An official looking man in a suit came rushing up to Mira and shook her hand. Mira, not really knowing what to do, shook his hand and smiled.

"You must be really proud," the man said.

"Yeah, I guess I am," she said, smiling. Experience new stories on empire

"Good," the man said. He reached into his jacket pocket. I assumed it was to hand her a check or some certificate or medallion signifying or straight up stating her victory.
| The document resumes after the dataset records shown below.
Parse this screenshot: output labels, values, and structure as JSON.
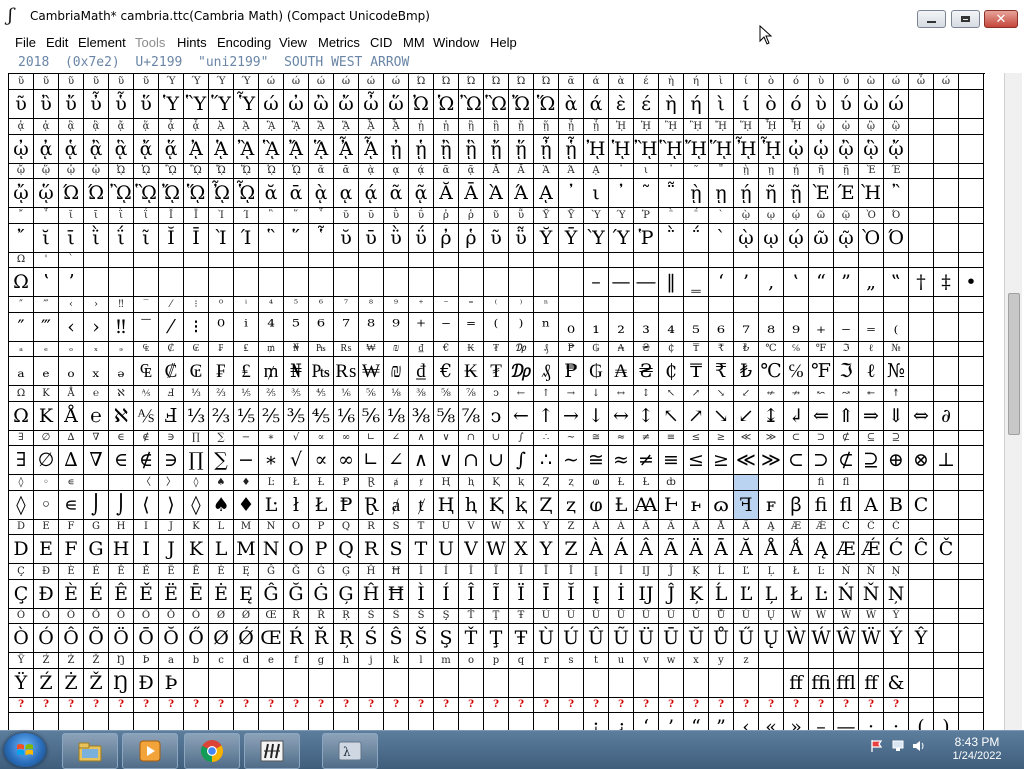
{
  "window": {
    "title": "CambriaMath*  cambria.ttc(Cambria Math) (Compact UnicodeBmp)"
  },
  "menu": [
    "File",
    "Edit",
    "Element",
    "Tools",
    "Hints",
    "Encoding",
    "View",
    "Metrics",
    "CID",
    "MM",
    "Window",
    "Help"
  ],
  "menu_disabled": [
    "Tools"
  ],
  "info": "2018  (0x7e2)  U+2199  \"uni2199\"  SOUTH WEST ARROW",
  "selected": {
    "row": 9,
    "col": 29
  },
  "rows": [
    {
      "labels": [
        "ῦ",
        "ῦ",
        "ῦ",
        "ῦ",
        "ῦ",
        "ῦ",
        "Ύ",
        "Ύ",
        "Ύ",
        "Ύ",
        "ώ",
        "ώ",
        "ώ",
        "ώ",
        "ώ",
        "ώ",
        "Ώ",
        "Ώ",
        "Ώ",
        "Ώ",
        "Ώ",
        "Ώ",
        "ᾶ",
        "ά",
        "ὰ",
        "έ",
        "ὴ",
        "ή",
        "ὶ",
        "ί",
        "ὸ",
        "ό",
        "ὺ",
        "ύ",
        "ὼ",
        "ώ",
        "ὦ",
        "ώ"
      ],
      "glyphs": [
        "ῦ",
        "ὒ",
        "ὔ",
        "ὖ",
        "ὗ",
        "ὕ",
        "Ὑ",
        "Ὓ",
        "Ὕ",
        "Ὗ",
        "ώ",
        "ὠ",
        "ὢ",
        "ὤ",
        "ὦ",
        "ὥ",
        "Ὠ",
        "Ὡ",
        "Ὢ",
        "Ὣ",
        "Ὤ",
        "Ὥ",
        "ὰ",
        "ά",
        "ὲ",
        "έ",
        "ὴ",
        "ή",
        "ὶ",
        "ί",
        "ὸ",
        "ό",
        "ὺ",
        "ύ",
        "ὼ",
        "ώ"
      ]
    },
    {
      "labels": [
        "ᾀ",
        "ᾁ",
        "ᾂ",
        "ᾃ",
        "ᾄ",
        "ᾅ",
        "ᾆ",
        "ᾇ",
        "ᾈ",
        "ᾉ",
        "ᾊ",
        "ᾋ",
        "ᾌ",
        "ᾍ",
        "ᾎ",
        "ᾏ",
        "ᾐ",
        "ᾑ",
        "ᾒ",
        "ᾓ",
        "ᾔ",
        "ᾕ",
        "ᾖ",
        "ᾗ",
        "ᾘ",
        "ᾙ",
        "ᾚ",
        "ᾛ",
        "ᾜ",
        "ᾝ",
        "ᾞ",
        "ᾟ",
        "ᾠ",
        "ᾡ",
        "ᾢ",
        "ᾣ"
      ],
      "glyphs": [
        "ᾠ",
        "ᾀ",
        "ᾁ",
        "ᾂ",
        "ᾃ",
        "ᾄ",
        "ᾅ",
        "ᾈ",
        "ᾉ",
        "ᾊ",
        "ᾋ",
        "ᾌ",
        "ᾍ",
        "ᾎ",
        "ᾏ",
        "ᾐ",
        "ᾑ",
        "ᾒ",
        "ᾓ",
        "ᾔ",
        "ᾕ",
        "ᾖ",
        "ᾗ",
        "ᾘ",
        "ᾙ",
        "ᾚ",
        "ᾛ",
        "ᾜ",
        "ᾝ",
        "ᾞ",
        "ᾟ",
        "ᾠ",
        "ᾡ",
        "ᾢ",
        "ᾣ",
        "ᾤ"
      ]
    },
    {
      "labels": [
        "ᾤ",
        "ᾥ",
        "ᾦ",
        "ᾧ",
        "ᾨ",
        "ᾩ",
        "ᾪ",
        "ᾫ",
        "ᾬ",
        "ᾭ",
        "ᾮ",
        "ᾯ",
        "ᾰ",
        "ᾱ",
        "ᾲ",
        "ᾳ",
        "ᾴ",
        "ᾶ",
        "ᾷ",
        "Ᾰ",
        "Ᾱ",
        "Ὰ",
        "Ά",
        "ᾼ",
        "᾽",
        "ι",
        "᾿",
        "῀",
        "῁",
        "ῂ",
        "ῃ",
        "ῄ",
        "ῆ",
        "ῇ",
        "Ὲ",
        "Έ"
      ],
      "glyphs": [
        "ᾤ",
        "ᾥ",
        "Ώ",
        "Ώ",
        "ᾪ",
        "ᾫ",
        "ᾬ",
        "ᾭ",
        "ᾮ",
        "ᾯ",
        "ᾰ",
        "ᾱ",
        "ᾲ",
        "ᾳ",
        "ᾴ",
        "ᾶ",
        "ᾷ",
        "Ᾰ",
        "Ᾱ",
        "Ὰ",
        "Ά",
        "ᾼ",
        "᾽",
        "ι",
        "᾿",
        "῀",
        "῁",
        "ῂ",
        "ῃ",
        "ῄ",
        "ῆ",
        "ῇ",
        "Ὲ",
        "Έ",
        "Ὴ",
        "῍"
      ]
    },
    {
      "labels": [
        "῎",
        "῏",
        "ῐ",
        "ῑ",
        "ῒ",
        "ΐ",
        "Ῐ",
        "Ῑ",
        "Ὶ",
        "Ί",
        "῝",
        "῞",
        "῟",
        "ῠ",
        "ῡ",
        "ῢ",
        "ΰ",
        "ῤ",
        "ῥ",
        "ῦ",
        "ῧ",
        "Ῠ",
        "Ῡ",
        "Ὺ",
        "Ύ",
        "Ῥ",
        "῭",
        "΅",
        "`",
        "ῲ",
        "ῳ",
        "ῴ",
        "ῶ",
        "ῷ",
        "Ὸ",
        "Ό"
      ],
      "glyphs": [
        "῎",
        "ῐ",
        "ῑ",
        "ῒ",
        "ΐ",
        "ῖ",
        "Ῐ",
        "Ῑ",
        "Ὶ",
        "Ί",
        "῝",
        "῞",
        "῟",
        "ῠ",
        "ῡ",
        "ῢ",
        "ΰ",
        "ῤ",
        "ῥ",
        "ῦ",
        "ῧ",
        "Ῠ",
        "Ῡ",
        "Ὺ",
        "Ύ",
        "Ῥ",
        "῭",
        "΅",
        "`",
        "ῲ",
        "ῳ",
        "ῴ",
        "ῶ",
        "ῷ",
        "Ὸ",
        "Ό"
      ]
    },
    {
      "labels": [
        "Ω",
        "'",
        "`",
        "",
        "",
        "",
        "",
        "",
        "",
        "",
        "",
        "",
        "",
        "",
        "",
        "",
        "",
        "",
        "",
        "",
        "",
        "",
        "",
        "",
        "",
        "",
        "",
        "",
        "",
        "",
        "",
        "",
        "",
        "",
        "",
        "",
        "",
        ""
      ],
      "glyphs": [
        "Ω",
        "ʽ",
        "ʼ",
        " ",
        " ",
        " ",
        " ",
        " ",
        " ",
        " ",
        " ",
        " ",
        " ",
        " ",
        " ",
        " ",
        " ",
        " ",
        " ",
        " ",
        " ",
        " ",
        " ",
        "–",
        "—",
        "―",
        "‖",
        "‗",
        "‘",
        "’",
        "‚",
        "‛",
        "“",
        "”",
        "„",
        "‟",
        "†",
        "‡",
        "•",
        "…",
        "‰"
      ]
    },
    {
      "labels": [
        "″",
        "‴",
        "‹",
        "›",
        "‼",
        "‾",
        "⁄",
        "⁝",
        "⁰",
        "ⁱ",
        "⁴",
        "⁵",
        "⁶",
        "⁷",
        "⁸",
        "⁹",
        "⁺",
        "⁻",
        "⁼",
        "⁽",
        "⁾",
        "ⁿ",
        "",
        "",
        "",
        "",
        "",
        "",
        "",
        "",
        "",
        "",
        "",
        "",
        "",
        ""
      ],
      "glyphs": [
        "″",
        "‴",
        "‹",
        "›",
        "‼",
        "‾",
        "⁄",
        "⁝",
        "⁰",
        "ⁱ",
        "⁴",
        "⁵",
        "⁶",
        "⁷",
        "⁸",
        "⁹",
        "⁺",
        "⁻",
        "⁼",
        "⁽",
        "⁾",
        "ⁿ",
        "₀",
        "₁",
        "₂",
        "₃",
        "₄",
        "₅",
        "₆",
        "₇",
        "₈",
        "₉",
        "₊",
        "₋",
        "₌",
        "₍"
      ]
    },
    {
      "labels": [
        "ₐ",
        "ₑ",
        "ₒ",
        "ₓ",
        "ₔ",
        "₠",
        "₡",
        "₢",
        "₣",
        "₤",
        "₥",
        "₦",
        "₧",
        "₨",
        "₩",
        "₪",
        "₫",
        "€",
        "₭",
        "₮",
        "₯",
        "₰",
        "₱",
        "₲",
        "₳",
        "₴",
        "₵",
        "₸",
        "₹",
        "₺",
        "℃",
        "℅",
        "℉",
        "ℑ",
        "ℓ",
        "№"
      ],
      "glyphs": [
        "ₐ",
        "ₑ",
        "ₒ",
        "ₓ",
        "ₔ",
        "₠",
        "₡",
        "₢",
        "₣",
        "₤",
        "₥",
        "₦",
        "₧",
        "₨",
        "₩",
        "₪",
        "₫",
        "€",
        "₭",
        "₮",
        "₯",
        "₰",
        "₱",
        "₲",
        "₳",
        "₴",
        "₵",
        "₸",
        "₹",
        "₺",
        "℃",
        "℅",
        "℉",
        "ℑ",
        "ℓ",
        "№"
      ]
    },
    {
      "labels": [
        "Ω",
        "K",
        "Å",
        "℮",
        "ℵ",
        "⅍",
        "Ⅎ",
        "⅓",
        "⅔",
        "⅕",
        "⅖",
        "⅗",
        "⅘",
        "⅙",
        "⅚",
        "⅛",
        "⅜",
        "⅝",
        "⅞",
        "ↄ",
        "←",
        "↑",
        "→",
        "↓",
        "↔",
        "↕",
        "↖",
        "↗",
        "↘",
        "↙",
        "↚",
        "↛",
        "↜",
        "↝",
        "↞",
        "↟"
      ],
      "glyphs": [
        "Ω",
        "K",
        "Å",
        "℮",
        "ℵ",
        "⅍",
        "Ⅎ",
        "⅓",
        "⅔",
        "⅕",
        "⅖",
        "⅗",
        "⅘",
        "⅙",
        "⅚",
        "⅛",
        "⅜",
        "⅝",
        "⅞",
        "ↄ",
        "←",
        "↑",
        "→",
        "↓",
        "↔",
        "↕",
        "↖",
        "↗",
        "↘",
        "↙",
        "↨",
        "↲",
        "⇐",
        "⇑",
        "⇒",
        "⇓",
        "⇔",
        "∂"
      ]
    },
    {
      "labels": [
        "∃",
        "∅",
        "∆",
        "∇",
        "∈",
        "∉",
        "∋",
        "∏",
        "∑",
        "−",
        "∗",
        "√",
        "∝",
        "∞",
        "∟",
        "∠",
        "∧",
        "∨",
        "∩",
        "∪",
        "∫",
        "∴",
        "∼",
        "≅",
        "≈",
        "≠",
        "≡",
        "≤",
        "≥",
        "≪",
        "≫",
        "⊂",
        "⊃",
        "⊄",
        "⊆",
        "⊇"
      ],
      "glyphs": [
        "∃",
        "∅",
        "∆",
        "∇",
        "∈",
        "∉",
        "∋",
        "∏",
        "∑",
        "−",
        "∗",
        "√",
        "∝",
        "∞",
        "∟",
        "∠",
        "∧",
        "∨",
        "∩",
        "∪",
        "∫",
        "∴",
        "∼",
        "≅",
        "≈",
        "≠",
        "≡",
        "≤",
        "≥",
        "≪",
        "≫",
        "⊂",
        "⊃",
        "⊄",
        "⊇",
        "⊕",
        "⊗",
        "⊥"
      ]
    },
    {
      "labels": [
        "◊",
        "◦",
        "∊",
        "",
        "",
        "〈",
        "〉",
        "◊",
        "♠",
        "♦",
        "Ŀ",
        "Ł",
        "Ƚ",
        "Ᵽ",
        "Ɽ",
        "ⱥ",
        "ⱦ",
        "Ⱨ",
        "ⱨ",
        "Ⱪ",
        "ⱪ",
        "Ⱬ",
        "ⱬ",
        "ⱷ",
        "Ƚ",
        "Ƚ",
        "ȸ",
        "",
        "",
        "",
        "",
        "",
        "ﬁ",
        "ﬂ",
        "",
        "",
        ""
      ],
      "glyphs": [
        "◊",
        "◦",
        "∊",
        "⌡",
        "⌡",
        "⟨",
        "⟩",
        "◊",
        "♠",
        "♦",
        "Ŀ",
        "ł",
        "Ł",
        "Ᵽ",
        "Ɽ",
        "ⱥ",
        "ⱦ",
        "Ⱨ",
        "ⱨ",
        "Ⱪ",
        "ⱪ",
        "Ⱬ",
        "ⱬ",
        "ⱷ",
        "Ƚ",
        "Ꜳ",
        "Ⱶ",
        "ⱶ",
        "ɷ",
        "ꟻ",
        "ꜰ",
        "ꞵ",
        "ﬁ",
        "ﬂ",
        "A",
        "B",
        "C"
      ]
    },
    {
      "labels": [
        "D",
        "E",
        "F",
        "G",
        "H",
        "I",
        "J",
        "K",
        "L",
        "M",
        "N",
        "O",
        "P",
        "Q",
        "R",
        "S",
        "T",
        "U",
        "V",
        "W",
        "X",
        "Y",
        "Z",
        "À",
        "Á",
        "Â",
        "Ã",
        "Ä",
        "Å",
        "Ä",
        "Ą",
        "Æ",
        "Ǽ",
        "Ć",
        "Ĉ",
        "Ċ"
      ],
      "glyphs": [
        "D",
        "E",
        "F",
        "G",
        "H",
        "I",
        "J",
        "K",
        "L",
        "M",
        "N",
        "O",
        "P",
        "Q",
        "R",
        "S",
        "T",
        "U",
        "V",
        "W",
        "X",
        "Y",
        "Z",
        "À",
        "Á",
        "Â",
        "Ã",
        "Ä",
        "Ā",
        "Ă",
        "Å",
        "Ǻ",
        "Ą",
        "Æ",
        "Ǽ",
        "Ć",
        "Ĉ",
        "Č"
      ]
    },
    {
      "labels": [
        "Ç",
        "Ð",
        "È",
        "É",
        "Ê",
        "Ě",
        "Ë",
        "Ē",
        "Ė",
        "Ę",
        "Ĝ",
        "Ğ",
        "Ġ",
        "Ģ",
        "Ĥ",
        "Ħ",
        "Ì",
        "Í",
        "Î",
        "Ĩ",
        "Ï",
        "Ī",
        "Ĭ",
        "Į",
        "İ",
        "Ĳ",
        "Ĵ",
        "Ķ",
        "Ĺ",
        "Ľ",
        "Ļ",
        "Ł",
        "Ŀ",
        "Ń",
        "Ň",
        "Ņ"
      ],
      "glyphs": [
        "Ç",
        "Đ",
        "È",
        "É",
        "Ê",
        "Ě",
        "Ë",
        "Ē",
        "Ė",
        "Ę",
        "Ĝ",
        "Ğ",
        "Ġ",
        "Ģ",
        "Ĥ",
        "Ħ",
        "Ì",
        "Í",
        "Î",
        "Ĩ",
        "Ï",
        "Ī",
        "Ĭ",
        "Į",
        "İ",
        "Ĳ",
        "Ĵ",
        "Ķ",
        "Ĺ",
        "Ľ",
        "Ļ",
        "Ł",
        "Ŀ",
        "Ń",
        "Ň",
        "Ņ"
      ]
    },
    {
      "labels": [
        "Ò",
        "Ó",
        "Ô",
        "Õ",
        "Ö",
        "Ō",
        "Ŏ",
        "Ő",
        "Ø",
        "Ǿ",
        "Œ",
        "Ŕ",
        "Ř",
        "Ŗ",
        "Ś",
        "Ŝ",
        "Š",
        "Ş",
        "Ť",
        "Ţ",
        "Ŧ",
        "Ù",
        "Ú",
        "Û",
        "Ũ",
        "Ü",
        "Ū",
        "Ŭ",
        "Ů",
        "Ű",
        "Ų",
        "Ẁ",
        "Ẃ",
        "Ŵ",
        "Ẅ",
        "Ỳ"
      ],
      "glyphs": [
        "Ò",
        "Ó",
        "Ô",
        "Õ",
        "Ö",
        "Ō",
        "Ŏ",
        "Ő",
        "Ø",
        "Ǿ",
        "Œ",
        "Ŕ",
        "Ř",
        "Ŗ",
        "Ś",
        "Ŝ",
        "Š",
        "Ş",
        "Ť",
        "Ţ",
        "Ŧ",
        "Ù",
        "Ú",
        "Û",
        "Ũ",
        "Ü",
        "Ū",
        "Ŭ",
        "Ů",
        "Ű",
        "Ų",
        "Ẁ",
        "Ẃ",
        "Ŵ",
        "Ẅ",
        "Ý",
        "Ŷ"
      ]
    },
    {
      "labels": [
        "Ÿ",
        "Ź",
        "Ż",
        "Ž",
        "Ŋ",
        "Þ",
        "a",
        "b",
        "c",
        "d",
        "e",
        "f",
        "g",
        "h",
        "j",
        "k",
        "l",
        "m",
        "o",
        "p",
        "q",
        "r",
        "s",
        "t",
        "u",
        "v",
        "w",
        "x",
        "y",
        "z",
        "",
        "",
        "",
        "",
        "",
        "",
        ""
      ],
      "glyphs": [
        "Ÿ",
        "Ź",
        "Ż",
        "Ž",
        "Ŋ",
        "Đ",
        "Þ",
        " ",
        " ",
        " ",
        " ",
        " ",
        " ",
        " ",
        " ",
        " ",
        " ",
        " ",
        " ",
        " ",
        " ",
        " ",
        " ",
        " ",
        " ",
        " ",
        " ",
        " ",
        " ",
        " ",
        " ",
        "ﬀ",
        "ﬃ",
        "ﬄ",
        "ﬀ",
        "&"
      ]
    },
    {
      "labels": [
        "?",
        "?",
        "?",
        "?",
        "?",
        "?",
        "?",
        "?",
        "?",
        "?",
        "?",
        "?",
        "?",
        "?",
        "?",
        "?",
        "?",
        "?",
        "?",
        "?",
        "?",
        "?",
        "?",
        "?",
        "?",
        "?",
        "?",
        "?",
        "?",
        "?",
        "?",
        "?",
        "?",
        "?",
        "?",
        "?"
      ],
      "glyphs": [
        " ",
        " ",
        " ",
        " ",
        " ",
        " ",
        " ",
        " ",
        " ",
        " ",
        " ",
        " ",
        " ",
        " ",
        " ",
        " ",
        " ",
        " ",
        " ",
        " ",
        " ",
        " ",
        " ",
        "¡",
        "¿",
        "‘",
        "’",
        "“",
        "”",
        "‹",
        "«",
        "»",
        "–",
        "—",
        "·",
        "·",
        "(",
        ")"
      ]
    }
  ],
  "taskbar": {
    "buttons": [
      "explorer-icon",
      "media-player-icon",
      "chrome-icon",
      "fontforge-icon",
      "terminal-icon"
    ],
    "time": "8:43 PM",
    "date": "1/24/2022"
  }
}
But instead of any of those things, he pulled out a gun.

Still holding her hand with his other hand, he pulled her in close and pressed the gun against her chest. "Gino says bye," he said, and unloaded the entire magazine into her chest, until pulling the trigger just made a clicking sound because he had run out of bullets.

He pushed Mira over and she fell onto her back. She convulsed on the ground as she bled out. A medic immediately rushed up to her and started trying to do something. I couldn't tell what.

Everything went into slow motion. The colored drained from the background and all I could see was the man who had murdered Mira. Without really even thinking, I raised my hand, palm facing out.

Blood burst out of my palm, shooting at the man and forming a spike that stabbed him in the chest. The spike went all the way through his body and out of the other side. I changed the shape of the part of the blood spike that had come out of the other side of his body into a large wide arrow shape.

I shortened the blood spike, pulling the man to me and grabbed him by the shirt collar. Then I extended my fangs, plunged them into his neck, and began draining him of his blood.